Twenty-seven Syrian refugees have arrived in Sarnia-Lambton since last fall and as many as 75 more are expected, says a resettlement worker with the YMCA Learning and Career Centre.

“We originally thought 26 would come but now it looks more like 100,” said Roxanne Gilroy-Machado.

The families already here have been privately sponsored by various church groups, as well as a single Iraqi man who arrived in February under similar circumstances.

The first 27 came to Sarnia in the wave of 25,000 Syrian refugees the Liberal government pledged to resettle in Canada by the end of February. That target has been met, and Gilroy-Machado anticipates another 25,000 will be brought to Canada by the end of the year.

Immigration Minister John McCallum says the Liberal government intends to accept between 35,000 and 50,000 this year.

While most Syrian refugees are government sponsored and guaranteed government funding their first year in Canada, local private sponsor groups are raising about $30,000 to support each family coming to Sarnia.

Fundraising in Sarnia and the community’s enthusiasm has snowballed, said Gilroy-Machado.

Church groups working together set up the Lambton Refugee Sponsor Network to co-ordinate the effort, she said.  With that kind of organization, there are at least 20 more applications being made to sponsor families of four or more.

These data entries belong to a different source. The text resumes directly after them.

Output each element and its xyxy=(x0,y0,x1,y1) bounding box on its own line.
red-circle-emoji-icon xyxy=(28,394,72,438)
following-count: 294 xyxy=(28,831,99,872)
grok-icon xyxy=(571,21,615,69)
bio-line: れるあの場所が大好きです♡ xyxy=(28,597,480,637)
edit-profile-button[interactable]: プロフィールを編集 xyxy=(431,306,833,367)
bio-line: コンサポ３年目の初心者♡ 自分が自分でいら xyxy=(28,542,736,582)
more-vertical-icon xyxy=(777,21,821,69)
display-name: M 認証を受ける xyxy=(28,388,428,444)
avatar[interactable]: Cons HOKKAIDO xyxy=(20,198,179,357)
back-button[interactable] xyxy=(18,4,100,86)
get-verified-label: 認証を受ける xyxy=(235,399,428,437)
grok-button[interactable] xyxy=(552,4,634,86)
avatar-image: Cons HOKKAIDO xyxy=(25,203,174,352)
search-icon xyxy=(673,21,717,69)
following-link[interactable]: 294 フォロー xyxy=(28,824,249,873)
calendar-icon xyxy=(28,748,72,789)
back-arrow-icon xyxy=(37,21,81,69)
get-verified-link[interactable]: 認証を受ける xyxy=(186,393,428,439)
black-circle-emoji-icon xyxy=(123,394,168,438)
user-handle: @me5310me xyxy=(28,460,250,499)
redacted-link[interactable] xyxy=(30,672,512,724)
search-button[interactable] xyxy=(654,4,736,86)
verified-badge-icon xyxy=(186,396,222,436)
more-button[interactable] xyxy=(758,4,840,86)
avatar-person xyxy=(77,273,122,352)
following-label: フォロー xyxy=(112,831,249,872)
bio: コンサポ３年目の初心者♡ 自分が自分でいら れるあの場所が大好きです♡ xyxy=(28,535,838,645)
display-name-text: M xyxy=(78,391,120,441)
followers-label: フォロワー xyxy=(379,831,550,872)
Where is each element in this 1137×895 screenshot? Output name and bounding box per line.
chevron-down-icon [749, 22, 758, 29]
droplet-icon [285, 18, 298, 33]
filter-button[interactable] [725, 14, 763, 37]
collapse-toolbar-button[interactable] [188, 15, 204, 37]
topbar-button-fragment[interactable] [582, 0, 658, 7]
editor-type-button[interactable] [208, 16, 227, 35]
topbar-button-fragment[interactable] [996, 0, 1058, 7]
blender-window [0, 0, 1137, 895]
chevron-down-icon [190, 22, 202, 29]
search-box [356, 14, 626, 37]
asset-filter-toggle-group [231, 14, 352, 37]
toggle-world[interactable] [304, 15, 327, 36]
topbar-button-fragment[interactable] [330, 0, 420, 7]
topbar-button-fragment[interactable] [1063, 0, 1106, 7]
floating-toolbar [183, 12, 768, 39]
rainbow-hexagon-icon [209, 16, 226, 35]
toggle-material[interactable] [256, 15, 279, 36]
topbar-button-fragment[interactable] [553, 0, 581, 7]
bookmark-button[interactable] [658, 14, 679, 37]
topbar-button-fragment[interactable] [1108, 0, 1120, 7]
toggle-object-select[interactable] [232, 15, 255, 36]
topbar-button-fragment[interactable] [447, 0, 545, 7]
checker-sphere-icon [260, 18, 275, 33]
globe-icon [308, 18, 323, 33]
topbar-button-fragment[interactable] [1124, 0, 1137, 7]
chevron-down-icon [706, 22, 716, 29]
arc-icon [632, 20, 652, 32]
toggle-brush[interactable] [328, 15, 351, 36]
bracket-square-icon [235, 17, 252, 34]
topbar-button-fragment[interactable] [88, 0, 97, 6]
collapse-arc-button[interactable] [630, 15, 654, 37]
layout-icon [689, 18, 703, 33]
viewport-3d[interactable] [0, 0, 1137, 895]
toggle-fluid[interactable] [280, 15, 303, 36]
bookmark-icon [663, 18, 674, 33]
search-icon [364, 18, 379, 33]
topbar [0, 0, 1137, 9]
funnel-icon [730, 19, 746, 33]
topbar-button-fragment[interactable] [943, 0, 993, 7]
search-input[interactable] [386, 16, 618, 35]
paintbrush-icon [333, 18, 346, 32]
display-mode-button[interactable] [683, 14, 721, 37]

The refugees already here are busy learning English and some have taken part-time jobs while they learn the language.

“All the adults except two are coming to the Learning and Career Centre to learn English. All the children are attending school,” Gilroy-Machado said.

The first Syrian family in Sarnia arrived in January and became ambassadors to those who followed, she said.

“It’s amazing they were first because he (the father, Mohammed Al-Khalil) is very comfortable with being in the public eye and welcoming others.

“He’s working part-time at a restaurant so he can maximize his ability to learn English, and he’s going out to the airport to meet families as they arrive.

“He’s already giving back to the community.”

Just three years ago, before war shattered their country, these refugees lived normal lives, going to work, going to school and enjoying a good standard of living in a beautiful country, Gilroy-Machado said.

“It’s important we see them as people, not refugees like those in the news media. These are people who are motivated and hard-working but everything they knew is gone.

“To put it mildly, they’ve experienced trauma and they have a fear of the unknown.

“When I see a smile and hear them enjoying themselves, I know it’s because they feel how welcome they are.

“And I see a lot of smiling faces,” she added.  “It’s going well.”